Figure 1: Chart of commitments made in the United Nations Framework Convention on Climate Change (thanks to Rosina Bierbaum, SuperDean)
The meeting in Bali was not, first and foremost, a meeting of scientists. It is a meeting to talk about how to respond to the assessments presented by the IPCC. Some people talk about it as what comes after the Kyoto Protocol expires in 2012. (For fun here are links to UNFCCC, Kyoto Protocol, and a nice introduction to the Kyoto Protocol.) This is a big meeting, with a lot of people, and a lot of spectacle. There is not a real expectation that new policy will be formed at the meeting, but the people, the countries are stating and re-stating their positions.
There are two big notions that seem to rise out of the meeting. The first is the statement, or really restatement, that if we want to limit the atmospheric carbon dioxide to, approximately, double the amount in 1850, then we need to do something in the next decade. This amount is 550 parts per million and the model predictions show that even at this amount there will be consequential climate change. There is a May 2007 WU blog entry about this need to take action soon if we want to limit the carbon dioxide to 550 parts per million. The reported discussions from Bali show the diversity of opinions and accusations – and the United States once again maintains the position of requiring economic growth – hence, the need for cheap energy.
The second big notion is trees. There is a lot of talk about trees and how if we stop cutting down trees we will slow the release of carbon dioxide, and if we plant more trees then they will consume carbon dioxide. The issue of trees is complex. There is no doubt that having more trees is good for reducing atmospheric carbon dioxide, but trees are not a magic solution to the growth of carbon dioxide in the atmosphere. First, trees have a finite lifetime, and they have a finite ability to take up carbon dioxide. Second, trees take a lot of water, and planting a lot of trees in a place like Phoenix, Arizona is trading one environmental stress for another.

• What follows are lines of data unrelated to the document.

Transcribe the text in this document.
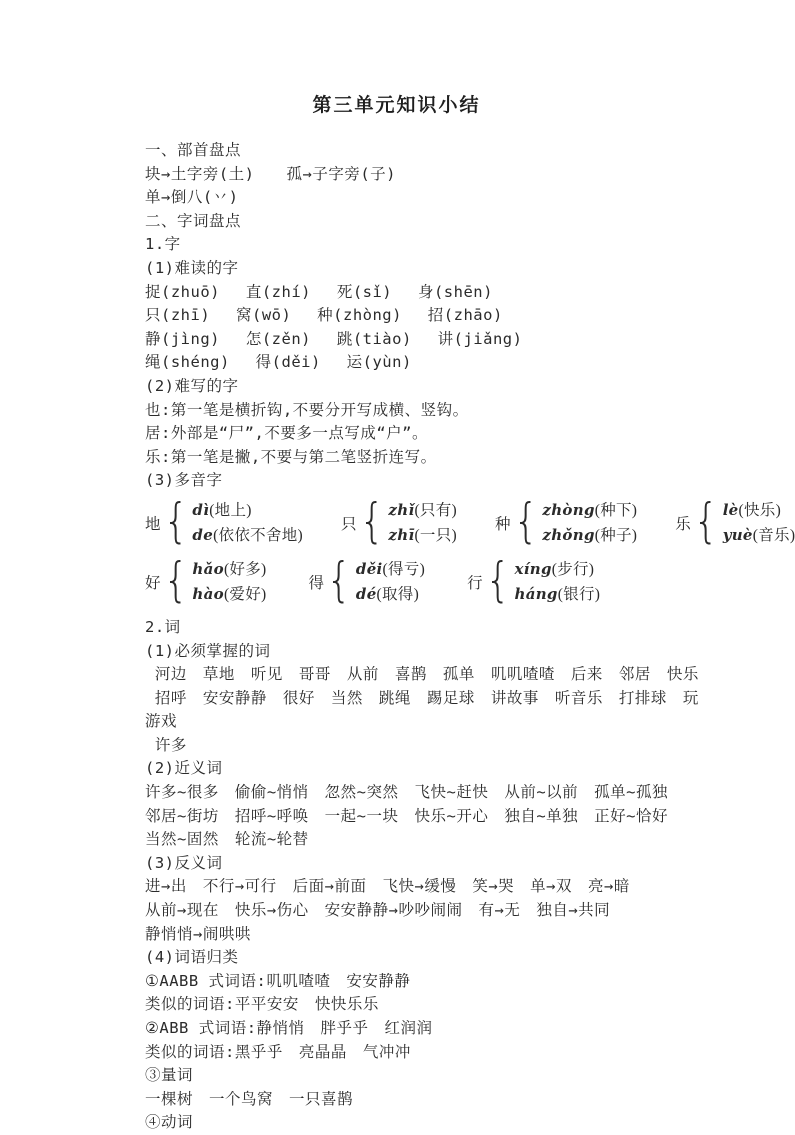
第三单元知识小结

一、部首盘点

块→土字旁(土)　　孤→子字旁(子)

单→倒八(丷)

二、字词盘点

1.字

(1)难读的字

捉(zhuō)　 直(zhí)　 死(sǐ)　 身(shēn)

只(zhī)　 窝(wō)　 种(zhòng)　 招(zhāo)

静(jìng)　 怎(zěn)　 跳(tiào)　 讲(jiǎng)

绳(shéng)　 得(děi)　 运(yùn)

(2)难写的字

也:第一笔是横折钩,不要分开写成横、竖钩。

居:外部是“尸”,不要多一点写成“户”。

乐:第一笔是撇,不要与第二笔竖折连写。

(3)多音字

地 { dì(地上)
de(依依不舍地)
只 { zhǐ(只有)
zhī(一只)
种 { zhòng(种下)
zhǒng(种子)
乐 { lè(快乐)
yuè(音乐)
好 { hǎo(好多)
hào(爱好)
得 { děi(得亏)
dé(取得)
行 { xíng(步行)
háng(银行)

2.词

(1)必须掌握的词

河边　草地　听见　哥哥　从前　喜鹊　孤单　叽叽喳喳　后来　邻居　快乐

招呼　安安静静　很好　当然　跳绳　踢足球　讲故事　听音乐　打排球　玩游戏

许多

(2)近义词

许多~很多　偷偷~悄悄　忽然~突然　飞快~赶快　从前~以前　孤单~孤独

邻居~街坊　招呼~呼唤　一起~一块　快乐~开心　独自~单独　正好~恰好

当然~固然　轮流~轮替

(3)反义词

进→出　不行→可行　后面→前面　飞快→缓慢　笑→哭　单→双　亮→暗

从前→现在　快乐→伤心　安安静静→吵吵闹闹　有→无　独自→共同

静悄悄→闹哄哄

(4)词语归类

①AABB 式词语:叽叽喳喳　安安静静

类似的词语:平平安安　快快乐乐

②ABB 式词语:静悄悄　胖乎乎　红润润

类似的词语:黑乎乎　亮晶晶　气冲冲

③量词

一棵树　一个鸟窝　一只喜鹊

④动词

Nevertheless, the role of trees in climate change is an important one. In anticipation of a growing environmental market that places a value on carbon dioxide emissions, countries, such as Indonesia, are starting to think of their standing stock of forest in terms of carbon dioxide valuation. This starts to give the rain forests value that can be weighed against value as, for instance, lumber, food cropland, or bio-fuels cropland. This becomes a mechanism for conservation and management of forestry resources that includes some valuation of the climate.

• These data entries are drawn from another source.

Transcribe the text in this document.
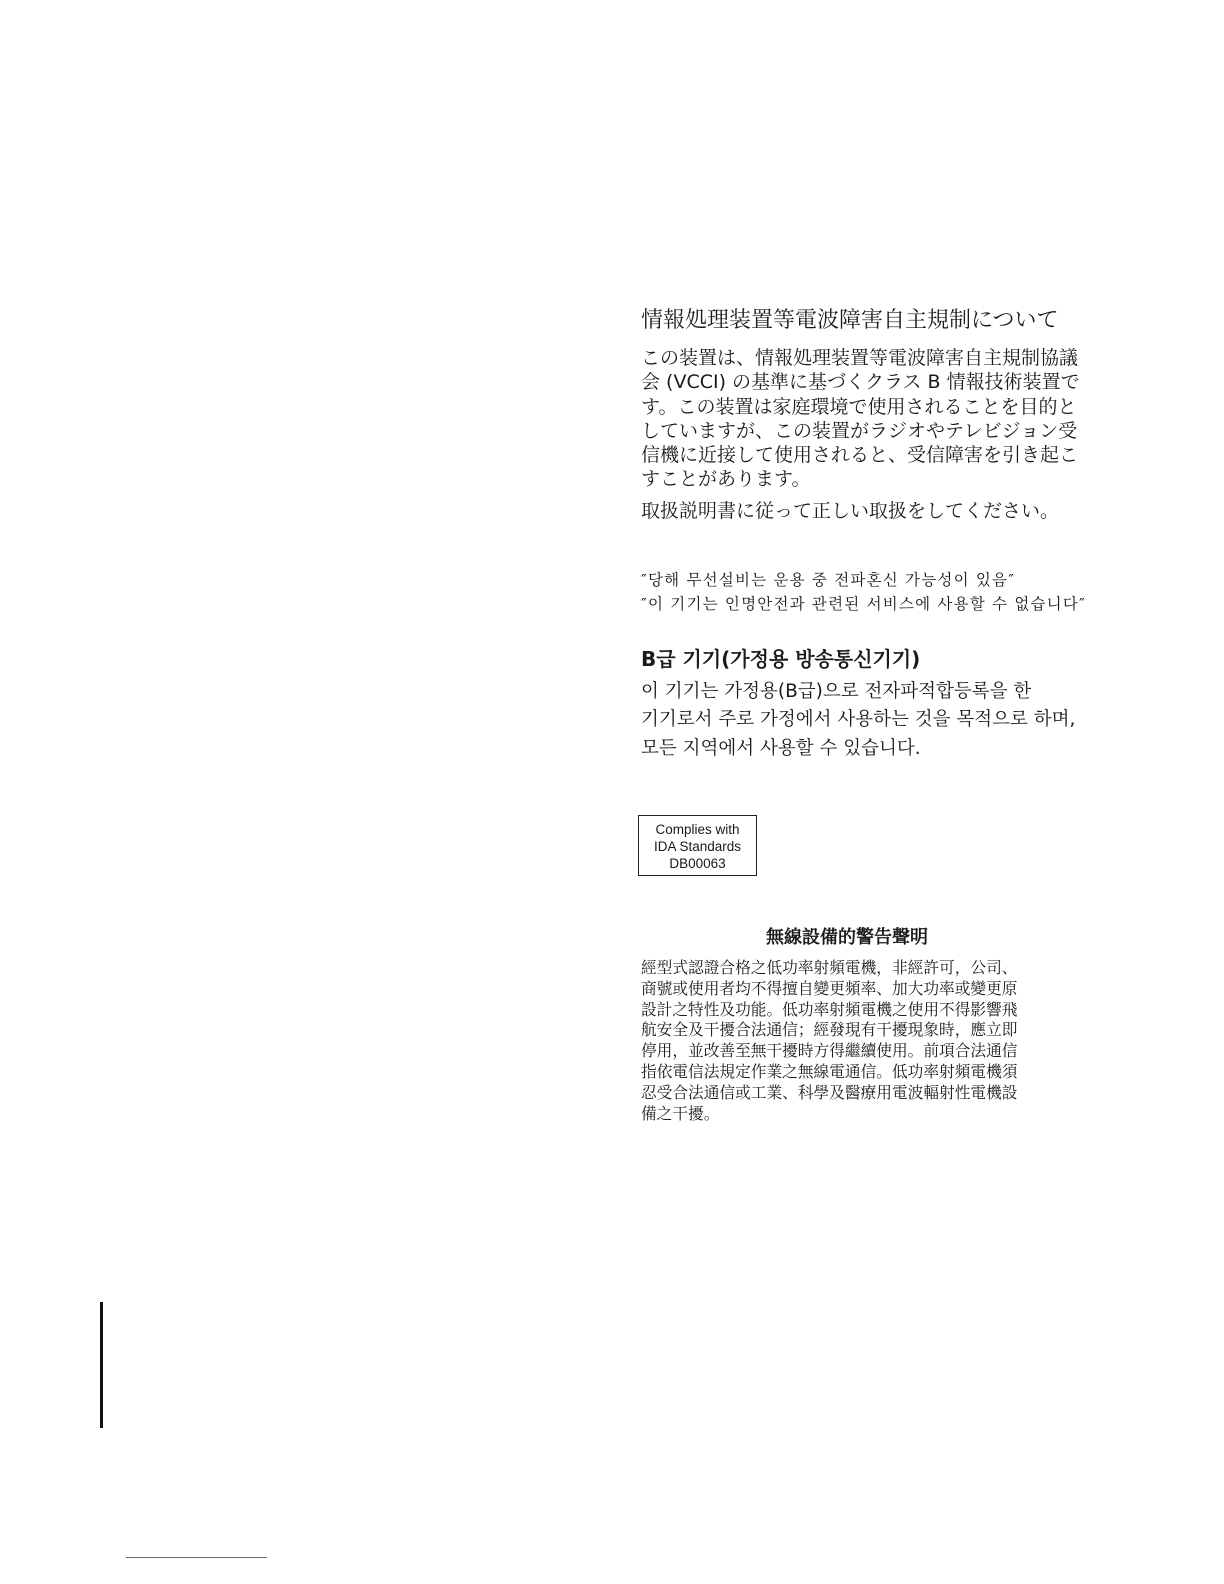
情報処理装置等電波障害自主規制について

この装置は、情報処理装置等電波障害自主規制協議
会 (VCCI) の基準に基づくクラス B 情報技術装置で
す。この装置は家庭環境で使用されることを目的と
していますが、この装置がラジオやテレビジョン受
信機に近接して使用されると、受信障害を引き起こ
すことがあります。

取扱説明書に従って正しい取扱をしてください。

″당해 무선설비는 운용 중 전파혼신 가능성이 있음″
″이 기기는 인명안전과 관련된 서비스에 사용할 수 없습니다″
B급 기기(가정용 방송통신기기)
이 기기는 가정용(B급)으로 전자파적합등록을 한
기기로서 주로 가정에서 사용하는 것을 목적으로 하며,
모든 지역에서 사용할 수 있습니다.
Complies with
IDA Standards
DB00063
無線設備的警告聲明
經型式認證合格之低功率射頻電機，非經許可，公司、
商號或使用者均不得擅自變更頻率、加大功率或變更原
設計之特性及功能。低功率射頻電機之使用不得影響飛
航安全及干擾合法通信；經發現有干擾現象時，應立即
停用，並改善至無干擾時方得繼續使用。前項合法通信
指依電信法規定作業之無線電通信。低功率射頻電機須
忍受合法通信或工業、科學及醫療用電波輻射性電機設
備之干擾。
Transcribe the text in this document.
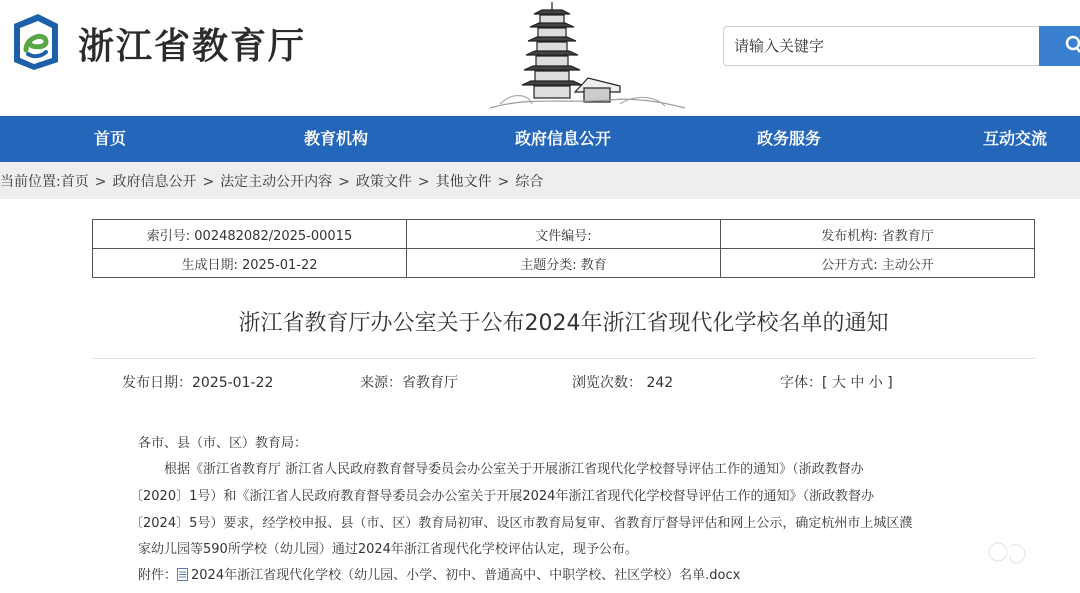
浙江省教育厅
请输入关键字
首页	教育机构	政府信息公开	政务服务	互动交流
当前位置:首页 > 政府信息公开 > 法定主动公开内容 > 政策文件 > 其他文件 > 综合
索引号: 002482082/2025-00015	文件编号:	发布机构: 省教育厅
生成日期: 2025-01-22	主题分类: 教育	公开方式: 主动公开
浙江省教育厅办公室关于公布2024年浙江省现代化学校名单的通知
发布日期：2025-01-22	来源：省教育厅	浏览次数： 242	字体：[ 大 中 小 ]
各市、县（市、区）教育局：
根据《浙江省教育厅 浙江省人民政府教育督导委员会办公室关于开展浙江省现代化学校督导评估工作的通知》（浙政教督办
〔2020〕1号）和《浙江省人民政府教育督导委员会办公室关于开展2024年浙江省现代化学校督导评估工作的通知》（浙政教督办
〔2024〕5号）要求，经学校申报、县（市、区）教育局初审、设区市教育局复审、省教育厅督导评估和网上公示，确定杭州市上城区濮
家幼儿园等590所学校（幼儿园）通过2024年浙江省现代化学校评估认定，现予公布。
附件： 2024年浙江省现代化学校（幼儿园、小学、初中、普通高中、中职学校、社区学校）名单.docx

My student Gabriel Thoumi is in Bali. He has spent much of the year in Indonesia setting up and negotiating policies and businesses to give valuation of the carbon dioxide stored in trees and how to use that valuation in the mitigation of climate change. Gabriel contributed to an effort with a group of Green Governors whose states hold a large portion of the Earth’s rain forests. Here is a paragraph from the press release announcing the efforts of this group of governors.
“The destruction of tropical forests accounts for about 20% of global carbon emissions – more than the entire global transport sector. The UK government’s 2005 Stern Review identified forest protection and limitation of deforestation as being quick and cost-effective avenues for reducing global carbon emissions – yet until now they have barely featured in governments’ plans to tackle climate change. By acting to protect forests and reduce emissions from deforestation now, on their own lands, the Governors have sent a strong message to their national governments and have opened the door to millions of dollars of potential investments from carbon markets. Already investments are beginning to flow, both from voluntary carbon markets and from private investments to protect the ecosystem services forests provide to humanity.”